After graduating from Baylor, he was hired by Winthrop Rockefeller to come to Little Rock and establish a professional theatre program at the Arkansas Arts Center. One of the people who participated in that program was Cliff Baker, who would go on to found the Arkansas Repertory Theatre a few years later.  In a remembrance after MacArthur died, Baker recalled, “He opened my eyes to directing. He will forever have a very special place in my heart!”

MacArthur was interested in using theatre to explore social issues. This would ultimately lead to his exit from Arkansas.  At the Arts Center, he created a play that explored problems with the prison system in Arkansas.  As Mr. Rockefeller was by now Governor Rockefeller and in charge of the prisons, this did not — needless to say — sit well with some members of the Arts Center board and the greater Little Rock business community.  Before the show opened, the production was cancelled.  (It eventually was repurposed into the movie Brubaker starring Robert Redford.)

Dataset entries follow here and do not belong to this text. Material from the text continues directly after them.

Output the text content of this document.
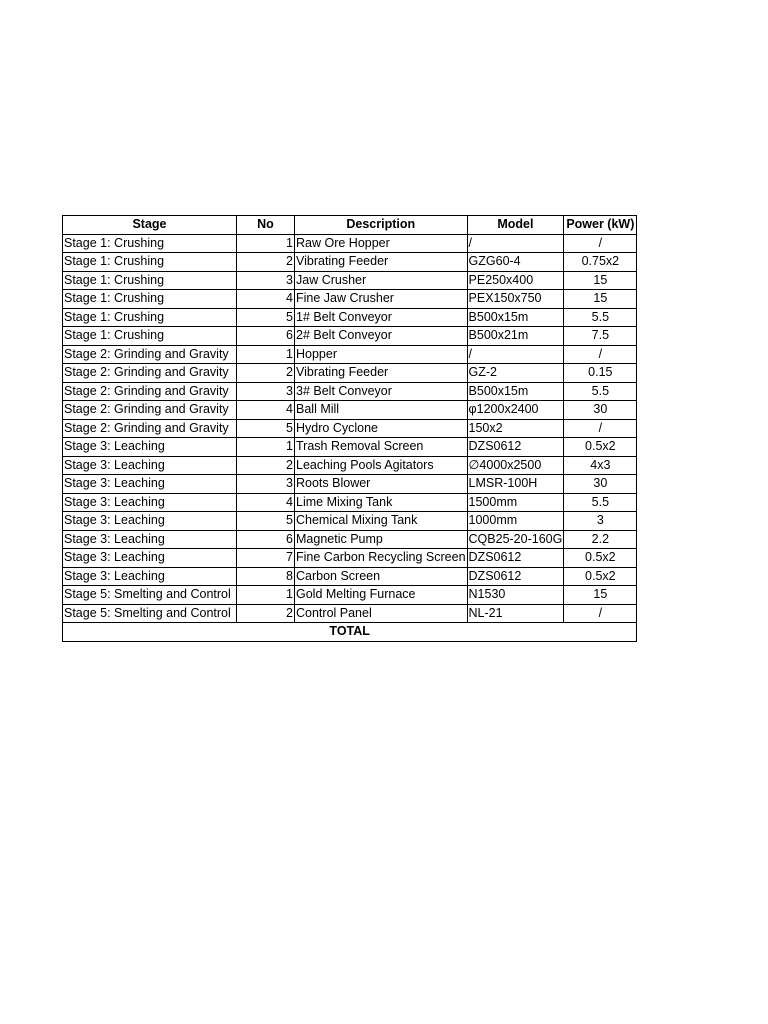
Stage	No	Description	Model	Power (kW)
Stage 1: Crushing	1	Raw Ore Hopper	/	/
Stage 1: Crushing	2	Vibrating Feeder	GZG60-4	0.75x2
Stage 1: Crushing	3	Jaw Crusher	PE250x400	15
Stage 1: Crushing	4	Fine Jaw Crusher	PEX150x750	15
Stage 1: Crushing	5	1# Belt Conveyor	B500x15m	5.5
Stage 1: Crushing	6	2# Belt Conveyor	B500x21m	7.5
Stage 2: Grinding and Gravity	1	Hopper	/	/
Stage 2: Grinding and Gravity	2	Vibrating Feeder	GZ-2	0.15
Stage 2: Grinding and Gravity	3	3# Belt Conveyor	B500x15m	5.5
Stage 2: Grinding and Gravity	4	Ball Mill	φ1200x2400	30
Stage 2: Grinding and Gravity	5	Hydro Cyclone	150x2	/
Stage 3: Leaching	1	Trash Removal Screen	DZS0612	0.5x2
Stage 3: Leaching	2	Leaching Pools Agitators	∅4000x2500	4x3
Stage 3: Leaching	3	Roots Blower	LMSR-100H	30
Stage 3: Leaching	4	Lime Mixing Tank	1500mm	5.5
Stage 3: Leaching	5	Chemical Mixing Tank	1000mm	3
Stage 3: Leaching	6	Magnetic Pump	CQB25-20-160G	2.2
Stage 3: Leaching	7	Fine Carbon Recycling Screen	DZS0612	0.5x2
Stage 3: Leaching	8	Carbon Screen	DZS0612	0.5x2
Stage 5: Smelting and Control	1	Gold Melting Furnace	N1530	15
Stage 5: Smelting and Control	2	Control Panel	NL-21	/
TOTAL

MacArthur left Arkansas to lead the Theatre program at San Francisco State University. He later helped found the California Institute of the Arts before taking over the MFA program at Temple University, from which he would retire after 25 years.  Everywhere he went, he was lauded for his teaching, directing and mentoring. In 2009, he was honored with a Barrymore Award in for Lifetime Achievement.